Abrió el cofre más pequeño, del que sacó algunas hojas de papiro cubiertas de notas misteriosas, incomprensibles para cualquier otro salvo para él, y se sumió en su estudio. Más allá de los signos apresuradamente garrapateados se dibujó entonces, en su fértil imaginación, el reflejo de una ciudad fabulosa, cuya arquitectura no se basaría ya en el ladrillo, sino en la piedra. Aquella ciudad sagrada sería el símbolo del poder del rey, y el lugar donde el mundo de los hombres y los néteres estaría en comunicación y armonía. En el corazón de aquella ciudad sagrada se alzarían un edificio maravilloso, tanto que el mundo aún no conocía otro igual: una gigantesca tumba real en forma de pirámide cuyos niveles simbolizarían la escalera gracias a la cual el rey se elevaría hacia las estrellas cuando su tiempo hubiese llegado.
De acuerdo con el rey, Imhotep había elegido el lugar donde se alzaría el monumento: la explanada de Ra que Djoser había rebautizado con el nombre de su halcón sagrado, Sakkara.
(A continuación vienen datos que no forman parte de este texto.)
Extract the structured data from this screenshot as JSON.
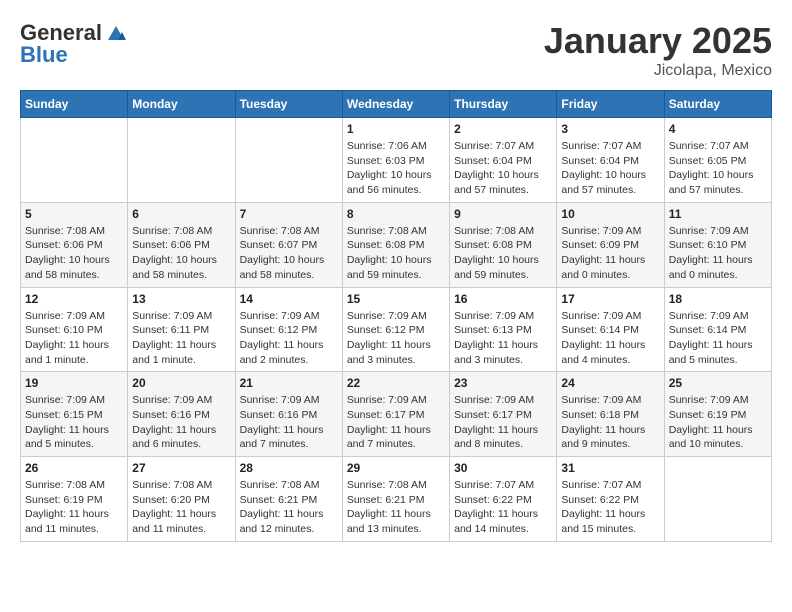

Sin embargo, el acceso a la cripta estaría prohibido incluso a los arquitectos que colaboraran en la obra, que sólo dispondrían de datos fragmentarios. Nadie debía conocer los planos en su totalidad, porque la concepción de la ciudad descansaba en una ciencia sorprendente, basada en las reglas fantásticas y secretas que regían el universo, reglas de las que sólo tenían conocimiento unos pocos iniciados.
E Imhotep sabía que debía mostrarse vigilante, porque su intuición le decía que fuerzas nefastas iban a coaligarse para impedirle realizar su proyecto.